Logement : réunion de crise entre les professionnels et l’État
Répondre aux difficultés d’accès au logement dans le département et relancer l’activité des entreprises du secteur. Tout l’enjeu de la réunion organisée le 29 février à Montpellier à l’initiative du président de la FFB 34 (fédération française du bâtiment de l’Hérault), Gilbert Comos, en présence du préfet du département, François-Xavier Lauch, et de plusieurs professionnels de la construction (promoteurs, bailleurs, aménageurs...). « L’objectif est de proposer des solutions à l’État afin que l’Hérault devienne un territoire de projets », résume le président de la FFB 34 en évoquant la finalité de cette réunion de crise dans un département où les mises en chantier de logements neufs ont reculé de 20 % en 2023.

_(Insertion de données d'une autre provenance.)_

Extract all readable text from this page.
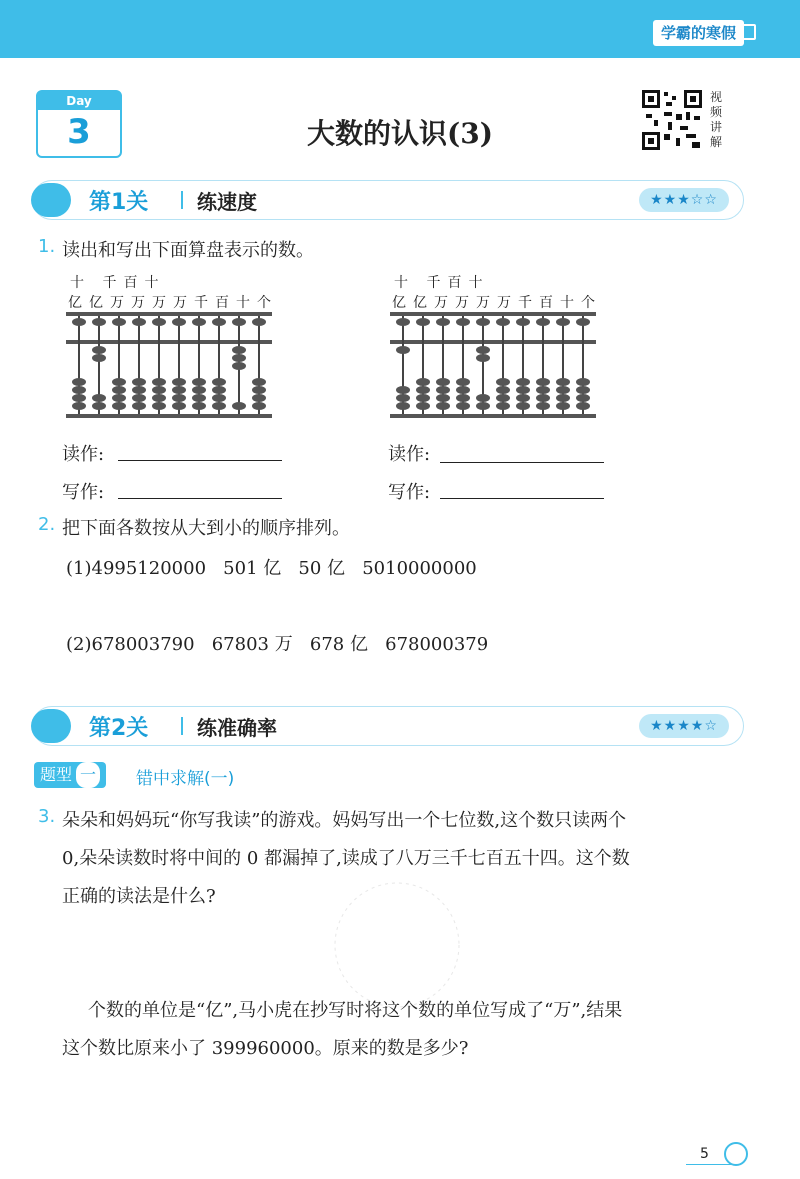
学霸的寒假
Day
3	大数的认识(3)
视频讲解
第1关 练速度	★★★☆☆
1. 读出和写出下面算盘表示的数。
十 千百十
亿亿万万万万千百十个
十 千百十
亿亿万万万万千百十个
读作:
写作:
读作:
写作:
2. 把下面各数按从大到小的顺序排列。
(1)4995120000   501 亿   50 亿   5010000000
(2)678003790   67803 万   678 亿   678000379
第2关 练准确率	★★★★☆
题型 一	错中求解(一)
3. 朵朵和妈妈玩“你写我读”的游戏。妈妈写出一个七位数,这个数只读两个
0,朵朵读数时将中间的 0 都漏掉了,读成了八万三千七百五十四。这个数
正确的读法是什么?
个数的单位是“亿”,马小虎在抄写时将这个数的单位写成了“万”,结果
这个数比原来小了 399960000。原来的数是多少?
5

Un frein au développement économique héraultais
« La situation est inédite par son ampleur. Les carnets de commande sont vides, les défaillances d’entreprises du secteur ont augmenté de 62 % l’an dernier et le contexte actuel laisse présager de nouvelles difficultés, résume Gilbert Comos. D’où la nécessité de proposer à l’État des idées concrètes, rapides à mettre en œuvre, afin de relancer l’activité. » Un message bien reçu par le préfet de l’Hérault. « J’ai été alerté à plusieurs reprises sur les difficultés rencontrées par les professionnels, explique François-Xavier Lauch en faisant part de son inquiétude. Les prix des terrains et des logements neufs se situent à des niveaux très élevés. Et les espaces à construire sont rares dans un département qui accueille chaque année 15 000 nouveaux habitants. De fait, je vois un double mur se présenter devant nous, avec d’une part des difficultés à se loger pour les classes moyennes ce qui peut représenter un frein pour le développement économique héraultais, et de l’autre la dégradation de l’état de santé des entreprises. Je suis donc à la recherche de solutions pour les faire remonter au ministère du Logement. »
Alimenter le choc de l'offre
Première piste évoquée pour relancer la production dans le neuf, débloquer une vingtaine d’opérations importantes représentant chacune un potentiel de 100 à 500 nouveaux logements. « Je vais réunir les représentants des banques pour leur demander d’accélérer leur financement et de faciliter l’accès aux crédits des particuliers. Il faut alimenter le choc de l’offre », indique le préfet de l’Hérault. À moyen et long termes, d’autres priorités sont évoquées dont l’abrogation du loyer de solidarité (RLS), le raccourcissement des délais d’instruction des recours contentieux ou l’adaptation des normes environnementales, dont la RE 2020, jugées trop contraignantes. « Je ressens également le besoin dans les communes que je visite que la profession propose de nouveaux modes de construction. Cela passe par les opérations de requalification de centres-villes, des zones pavillonnaires ou des logements littoraux », appuie François-Xavier Lauch. « Dans la métropole montpelliéraine, près de 6 500 logements neufs ne sortent pas de terre car les programmes ne sont pas finançables en l’état au regard de la hausse des coûts de construction », déplore de son côté, Céline Torrès, président du pôle habitat de la FFB Hérault et Occitanie.